St. Nicholas Day
Listen to the Recess! Clip
Author | Rita Smith |
Air Date | 12/6/2000 |
St. Nicholas Day Transcript
In her lost and found essay today, Rita Smith takes us from the fourth century to the present’s presents.
December 6 is St. Nicholas Day, according to legend, the date a man named Nicholas, who lived in the fourth century, died. He was a priest of great kindness and generosity who became the patron saint of children; who brought them toys and gifts of food on December 6 if they were good. A 12th century children’s prayer asked:
Saint Nicholas, patron of good children
I kneel for you to intercede
Hear my voice through the clouds
And this night give me some toys!
St. Nicholas, as a figure who brought gifts to good children, was popular in many European cultures throughout the middle ages and the Reformation, and when the Dutch arrived in America in the 1700s, they brought their gift-giving December 6 visitor, Sinterklass, along with them.
It was Washington Irving of “Sleepy Hollow” fame who gave Americans their first detailed information about Sinterklass, in a book published in 1809 entitled A History of New York. Sinterklass was a gentleman who wore a broad-brimmed Dutch hat and long stockings. He puffed on a clay pipe and arrived, in the first edition of the book, on a horse. A few years later Washington revised this mode of transportation and Sinterklass came riding over the tops of the trees in a wagon that landed on rooftops. He drew magnificent presents from his pants pockets and slid down chimneys to leave gifts. Sometimes, if he couldn’t fit down a certain chimney, although he wasn’t nearly as rotund as he later became, he simply dropped the gifts into it.
When Sinterklass entered a house, he tried not to be seen, but in Irving’s story, a man named Van Kortlandt was in one of the houses and saw him. “And when St. Nicholas had left the presents and taken a moment to smoke his pipe,” Irving wrote, “he twisted it in his hatband, and laying a finger beside his nose, gave the astonished Van Kortlandt a very significant wink, then mounting his wagon, he returned over the treetops and disappeared.” Hmmm, sounds rather familiar doesn’t it?

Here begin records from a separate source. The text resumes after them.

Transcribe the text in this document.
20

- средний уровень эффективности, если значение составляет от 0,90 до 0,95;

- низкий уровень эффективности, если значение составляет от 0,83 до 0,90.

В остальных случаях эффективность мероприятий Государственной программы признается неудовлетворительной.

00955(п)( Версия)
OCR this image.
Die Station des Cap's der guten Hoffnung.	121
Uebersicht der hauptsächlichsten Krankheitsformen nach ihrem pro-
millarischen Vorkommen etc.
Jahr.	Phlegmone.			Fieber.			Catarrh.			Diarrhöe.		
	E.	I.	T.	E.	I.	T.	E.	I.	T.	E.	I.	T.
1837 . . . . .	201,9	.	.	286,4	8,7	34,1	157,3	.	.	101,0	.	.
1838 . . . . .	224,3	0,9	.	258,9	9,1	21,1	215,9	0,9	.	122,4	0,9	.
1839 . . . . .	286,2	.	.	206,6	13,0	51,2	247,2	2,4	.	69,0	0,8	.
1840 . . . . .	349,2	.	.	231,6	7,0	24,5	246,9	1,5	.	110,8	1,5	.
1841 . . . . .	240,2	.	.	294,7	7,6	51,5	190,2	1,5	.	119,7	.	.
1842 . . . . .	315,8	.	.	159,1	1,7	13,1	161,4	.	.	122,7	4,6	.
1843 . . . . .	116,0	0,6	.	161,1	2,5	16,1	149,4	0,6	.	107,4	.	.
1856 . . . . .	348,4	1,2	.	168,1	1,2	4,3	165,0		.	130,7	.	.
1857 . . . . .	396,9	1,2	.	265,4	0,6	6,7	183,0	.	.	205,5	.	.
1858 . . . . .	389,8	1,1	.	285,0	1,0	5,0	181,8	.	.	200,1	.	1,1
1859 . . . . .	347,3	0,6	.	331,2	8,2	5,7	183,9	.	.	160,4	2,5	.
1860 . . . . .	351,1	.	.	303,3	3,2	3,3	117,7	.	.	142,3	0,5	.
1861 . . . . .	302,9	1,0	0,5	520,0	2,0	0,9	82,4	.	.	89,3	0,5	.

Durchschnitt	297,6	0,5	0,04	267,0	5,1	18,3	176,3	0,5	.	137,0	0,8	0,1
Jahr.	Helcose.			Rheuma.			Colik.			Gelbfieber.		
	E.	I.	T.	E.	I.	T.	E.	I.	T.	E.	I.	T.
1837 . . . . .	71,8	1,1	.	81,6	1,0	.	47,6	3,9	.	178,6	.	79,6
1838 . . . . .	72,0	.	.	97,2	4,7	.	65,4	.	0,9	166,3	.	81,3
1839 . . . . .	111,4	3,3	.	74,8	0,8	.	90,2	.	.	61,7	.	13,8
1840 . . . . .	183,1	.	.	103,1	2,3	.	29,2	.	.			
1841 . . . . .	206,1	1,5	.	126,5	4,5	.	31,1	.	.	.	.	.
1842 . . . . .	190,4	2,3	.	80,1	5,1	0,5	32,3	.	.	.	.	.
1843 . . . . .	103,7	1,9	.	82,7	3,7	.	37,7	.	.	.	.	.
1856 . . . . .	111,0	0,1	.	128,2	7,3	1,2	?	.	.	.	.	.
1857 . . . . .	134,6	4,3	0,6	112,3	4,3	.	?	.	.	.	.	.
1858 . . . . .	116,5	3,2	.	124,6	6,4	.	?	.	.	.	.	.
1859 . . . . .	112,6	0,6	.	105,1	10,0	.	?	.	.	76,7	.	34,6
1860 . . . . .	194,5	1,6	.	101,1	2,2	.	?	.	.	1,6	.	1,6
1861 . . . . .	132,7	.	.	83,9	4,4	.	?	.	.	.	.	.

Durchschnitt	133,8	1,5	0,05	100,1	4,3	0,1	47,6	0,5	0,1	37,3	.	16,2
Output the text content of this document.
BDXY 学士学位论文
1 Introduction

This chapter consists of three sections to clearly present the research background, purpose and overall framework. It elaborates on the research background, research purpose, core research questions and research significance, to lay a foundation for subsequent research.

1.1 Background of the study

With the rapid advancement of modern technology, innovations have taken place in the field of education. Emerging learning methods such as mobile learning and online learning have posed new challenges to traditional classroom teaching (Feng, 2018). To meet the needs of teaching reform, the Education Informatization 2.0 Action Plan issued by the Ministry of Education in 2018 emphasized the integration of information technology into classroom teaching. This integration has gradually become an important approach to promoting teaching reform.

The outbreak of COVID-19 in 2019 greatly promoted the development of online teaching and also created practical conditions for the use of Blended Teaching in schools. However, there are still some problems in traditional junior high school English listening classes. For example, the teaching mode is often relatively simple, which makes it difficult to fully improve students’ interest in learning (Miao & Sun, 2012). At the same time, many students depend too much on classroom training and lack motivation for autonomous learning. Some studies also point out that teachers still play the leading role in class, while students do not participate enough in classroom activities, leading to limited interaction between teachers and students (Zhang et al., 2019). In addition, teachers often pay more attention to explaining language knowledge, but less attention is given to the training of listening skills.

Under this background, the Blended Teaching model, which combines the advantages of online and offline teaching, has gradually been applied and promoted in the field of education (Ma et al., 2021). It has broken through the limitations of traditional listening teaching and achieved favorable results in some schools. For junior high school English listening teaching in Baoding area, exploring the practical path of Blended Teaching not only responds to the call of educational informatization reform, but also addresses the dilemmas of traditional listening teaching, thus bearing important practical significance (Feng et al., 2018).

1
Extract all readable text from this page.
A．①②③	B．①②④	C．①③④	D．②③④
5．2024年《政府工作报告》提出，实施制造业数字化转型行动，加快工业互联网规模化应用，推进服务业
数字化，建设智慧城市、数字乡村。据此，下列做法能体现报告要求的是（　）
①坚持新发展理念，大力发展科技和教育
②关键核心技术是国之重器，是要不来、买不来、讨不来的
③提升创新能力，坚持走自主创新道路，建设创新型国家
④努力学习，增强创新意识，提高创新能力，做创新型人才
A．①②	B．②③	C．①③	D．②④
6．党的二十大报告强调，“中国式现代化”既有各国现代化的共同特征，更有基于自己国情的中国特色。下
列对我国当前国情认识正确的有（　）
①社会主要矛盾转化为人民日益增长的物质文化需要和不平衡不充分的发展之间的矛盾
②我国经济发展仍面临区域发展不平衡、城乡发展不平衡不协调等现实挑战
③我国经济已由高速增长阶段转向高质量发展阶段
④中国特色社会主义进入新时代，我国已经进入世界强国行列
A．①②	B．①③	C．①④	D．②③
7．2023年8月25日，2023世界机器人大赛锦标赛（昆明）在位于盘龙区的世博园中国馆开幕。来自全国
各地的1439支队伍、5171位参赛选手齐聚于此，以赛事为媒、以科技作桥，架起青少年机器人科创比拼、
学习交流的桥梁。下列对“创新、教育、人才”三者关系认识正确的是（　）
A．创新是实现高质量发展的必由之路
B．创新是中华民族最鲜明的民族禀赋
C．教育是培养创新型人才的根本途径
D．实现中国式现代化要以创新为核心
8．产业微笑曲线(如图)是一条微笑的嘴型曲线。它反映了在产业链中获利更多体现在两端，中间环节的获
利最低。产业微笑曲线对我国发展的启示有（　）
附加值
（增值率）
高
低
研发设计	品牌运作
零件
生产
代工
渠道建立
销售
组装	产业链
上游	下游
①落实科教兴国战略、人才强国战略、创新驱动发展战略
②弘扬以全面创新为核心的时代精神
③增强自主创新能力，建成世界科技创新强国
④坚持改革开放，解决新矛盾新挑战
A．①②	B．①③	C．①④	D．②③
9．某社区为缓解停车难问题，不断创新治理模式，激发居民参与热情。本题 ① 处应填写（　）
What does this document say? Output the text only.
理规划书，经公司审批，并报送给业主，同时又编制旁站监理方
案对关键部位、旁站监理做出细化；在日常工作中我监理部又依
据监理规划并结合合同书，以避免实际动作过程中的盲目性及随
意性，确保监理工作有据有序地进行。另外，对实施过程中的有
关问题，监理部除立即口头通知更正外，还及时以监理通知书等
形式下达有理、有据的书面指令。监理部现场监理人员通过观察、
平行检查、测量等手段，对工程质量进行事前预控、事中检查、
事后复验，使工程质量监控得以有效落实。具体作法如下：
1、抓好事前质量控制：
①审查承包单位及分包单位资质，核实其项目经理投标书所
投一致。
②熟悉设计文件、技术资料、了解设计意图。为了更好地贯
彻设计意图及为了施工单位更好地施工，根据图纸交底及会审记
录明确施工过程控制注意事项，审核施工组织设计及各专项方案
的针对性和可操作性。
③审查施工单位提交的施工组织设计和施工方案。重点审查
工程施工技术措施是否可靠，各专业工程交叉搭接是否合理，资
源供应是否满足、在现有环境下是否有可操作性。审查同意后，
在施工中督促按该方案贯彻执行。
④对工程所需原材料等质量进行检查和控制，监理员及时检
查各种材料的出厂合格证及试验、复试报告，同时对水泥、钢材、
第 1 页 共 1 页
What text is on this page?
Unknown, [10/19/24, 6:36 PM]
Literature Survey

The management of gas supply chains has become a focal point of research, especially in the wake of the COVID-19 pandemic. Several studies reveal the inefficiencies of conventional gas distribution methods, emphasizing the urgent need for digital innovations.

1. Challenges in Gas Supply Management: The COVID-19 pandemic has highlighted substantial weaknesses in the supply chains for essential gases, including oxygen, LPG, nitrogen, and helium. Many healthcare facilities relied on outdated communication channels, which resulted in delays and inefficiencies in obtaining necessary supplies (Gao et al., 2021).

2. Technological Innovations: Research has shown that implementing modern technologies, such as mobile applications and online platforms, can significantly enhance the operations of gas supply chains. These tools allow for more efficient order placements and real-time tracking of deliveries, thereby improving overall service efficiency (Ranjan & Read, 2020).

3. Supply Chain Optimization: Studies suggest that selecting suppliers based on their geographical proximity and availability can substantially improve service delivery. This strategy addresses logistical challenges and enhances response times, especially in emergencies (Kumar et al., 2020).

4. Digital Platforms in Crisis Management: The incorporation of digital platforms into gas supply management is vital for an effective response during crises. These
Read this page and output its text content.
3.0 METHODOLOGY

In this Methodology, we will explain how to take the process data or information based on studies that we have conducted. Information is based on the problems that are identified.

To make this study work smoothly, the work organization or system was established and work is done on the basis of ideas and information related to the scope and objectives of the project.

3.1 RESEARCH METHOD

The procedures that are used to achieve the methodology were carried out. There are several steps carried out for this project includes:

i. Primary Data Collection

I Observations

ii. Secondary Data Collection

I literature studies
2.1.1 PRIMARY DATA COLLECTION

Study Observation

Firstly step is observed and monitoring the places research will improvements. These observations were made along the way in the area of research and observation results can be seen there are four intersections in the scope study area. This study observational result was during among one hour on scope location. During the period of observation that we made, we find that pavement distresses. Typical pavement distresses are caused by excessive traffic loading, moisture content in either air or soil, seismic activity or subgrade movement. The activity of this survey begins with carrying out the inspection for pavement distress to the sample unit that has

We don’t know when Clement Mark Moore read Washington Irving’s book, but there is no doubt he did. He was so impressed with the story of the Dutch Sinterklass that in 1822 he wrote a poem, “The Night Before Christmas,” about a gift laden visitor who came not on St. Nicholas Day eve, but on Christmas Eve. Children in some European countries still get gifts from St. Nicholas on December 6, but whether then or on Christmas Eve, the 12th century child’s plea “this night give me some toys,” is still heard and St. Nicholas still gives it heed, bringing toys and joys to all good children, just as he did in the fourth century.